Computes embeddings of nodes using properties of nodes using a pre-trained language model.

The output is an edge file where each node appears once; a user defined property is used to store the embedding, and the value is a string containing the embedding. For example:

To create a sentence for a Qnode using the properties, please run the kgtk lexicalize command.

An example input sentence is “Saint David, patron saint of Wales is a human, Catholic priest, Catholic bishop, and has date of death, religion and canonization status”

subject predicate object
Q1 text_embedding “0.222, 0.333, ..”
Q2 text_embedding “0.444, 0.555, ..”

Run

You can call the functions directly with given args as

kgtk text-embedding \ 
    -input-file / -i <string> \ # * optional, path to the file
    --model / -m <list_of_string> \  # optional, default is `bert-base-wikipedia-sections-mean-tokens`
    --output-data-format <string> {w2v, kgtk}, default is `kgtk`
    --output-property <string> \ # optional, default is "text_embedding"
    --out-file/ -o <string> \ by default embeddings to console
    --sentence-property \ The name of the property with sentence for each Qnode. Default is 'sentence'
    --batch-size The number of sentences to be processed at a time. Default is 100000. Set this value to '-1' to process the whole file as one batch
Example 1:

For easiest running, just give the input file and let it write output to output_embeddings.csv at current folder using kgtk text-embedding -i input_file.csv -o output_embeddings.csv

Example 2:

Running with more specific parameters:

kgtk text-embedding --debug \ 
    --input-file test_edges_file.tsv \
    --model bert-base-wikipedia-sections-mean-tokens bert-base-nli-cls-token \
    --sentence-property sentence

--input-file / -i (input file)

The path to the input file. For example: input_file1.csv, it also support to send like < input_file1.csv

--model/ -m Embedding_Model(s)

The embedding models want to apply on the sentences. If multiple models given, they will be applied to the same data one by one and output the results with all models.

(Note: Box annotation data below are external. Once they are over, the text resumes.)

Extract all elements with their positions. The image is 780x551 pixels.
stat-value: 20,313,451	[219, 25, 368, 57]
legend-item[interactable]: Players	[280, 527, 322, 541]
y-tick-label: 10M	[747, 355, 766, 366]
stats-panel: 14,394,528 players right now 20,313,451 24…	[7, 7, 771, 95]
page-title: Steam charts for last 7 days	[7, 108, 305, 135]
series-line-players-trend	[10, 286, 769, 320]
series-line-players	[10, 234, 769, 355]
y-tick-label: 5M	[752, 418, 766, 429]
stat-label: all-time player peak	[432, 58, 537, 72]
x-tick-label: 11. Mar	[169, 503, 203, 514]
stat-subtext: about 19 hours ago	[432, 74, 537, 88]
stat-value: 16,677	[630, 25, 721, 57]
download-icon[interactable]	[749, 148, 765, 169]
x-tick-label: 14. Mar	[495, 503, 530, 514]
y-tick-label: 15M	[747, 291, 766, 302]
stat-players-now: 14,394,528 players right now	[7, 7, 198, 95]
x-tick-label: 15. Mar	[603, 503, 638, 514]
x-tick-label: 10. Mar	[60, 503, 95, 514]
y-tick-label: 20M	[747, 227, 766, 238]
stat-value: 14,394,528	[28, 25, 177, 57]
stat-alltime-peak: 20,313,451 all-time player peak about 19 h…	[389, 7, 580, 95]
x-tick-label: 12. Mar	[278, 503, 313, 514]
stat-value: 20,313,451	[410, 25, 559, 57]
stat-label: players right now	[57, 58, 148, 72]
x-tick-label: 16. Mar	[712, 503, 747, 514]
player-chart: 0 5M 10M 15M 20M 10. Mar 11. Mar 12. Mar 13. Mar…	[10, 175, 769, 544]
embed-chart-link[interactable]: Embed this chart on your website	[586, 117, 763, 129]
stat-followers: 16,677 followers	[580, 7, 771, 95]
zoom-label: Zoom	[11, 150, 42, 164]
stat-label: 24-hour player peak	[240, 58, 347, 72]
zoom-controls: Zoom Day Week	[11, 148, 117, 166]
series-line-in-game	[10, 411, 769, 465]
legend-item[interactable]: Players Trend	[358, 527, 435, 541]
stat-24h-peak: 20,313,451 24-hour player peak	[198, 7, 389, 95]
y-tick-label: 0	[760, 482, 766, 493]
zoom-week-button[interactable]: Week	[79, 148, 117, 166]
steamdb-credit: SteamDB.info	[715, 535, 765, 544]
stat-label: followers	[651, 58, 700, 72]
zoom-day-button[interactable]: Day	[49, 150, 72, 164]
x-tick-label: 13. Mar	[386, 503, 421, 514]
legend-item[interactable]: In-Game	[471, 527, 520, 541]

currently followly 16 models are pretrained and could be used. If not specified, the default model will be bert-base-wikipedia-sections-mean-tokens

bert-base-nli-cls-token
bert-base-nli-max-tokens
bert-base-nli-mean-tokens
bert-base-nli-stsb-mean-tokens
bert-base-wikipedia-sections-mean-tokens
bert-large-nli-cls-token
bert-large-nli-max-tokens
bert-large-nli-mean-tokens
bert-large-nli-stsb-mean-tokens
distilbert-base-nli-mean-tokens
distilbert-base-nli-stsb-mean-tokens
distiluse-base-multilingual-cased
roberta-base-nli-mean-tokens
roberta-base-nli-stsb-mean-tokens
roberta-large-nli-mean-tokens
roberta-large-nli-stsb-mean-tokens

--output-property

the property used to record the embedding. If not given, the program will use the edge(property) name as text_embedding. This option is only available when output format is set to kgtk.

--sentence-property

The name of the property with sentence for each Qnode. Default is 'sentence'

--batch-size

The number of sentences to be processed at a time. Default is 100000. Set this value to '-1' to process the whole file as one batch

Output files

There will be 3 part of files:

Logger file

If passed with global parameter --debug, an extra debugging logger file will be stored at user's home directory.

Embedding Vectors

This will have all the embedded vectors values for each Q nodes. This will be print on stddout and can be redirected to a file. Note: There will only texet embedding related things outputed, please run other commands

If output as kgtk, the output file will looks like:

Q1 text_embedding 0.2,0.3,0.4,0.5
Q2 text_embedding 0.3,0.4,-0.5,-0.6

The output will be a TSV file with 3 columns: First column is the node name. Second column is the property name as required, default is text_embedding. Third column is the embeded vecotrs.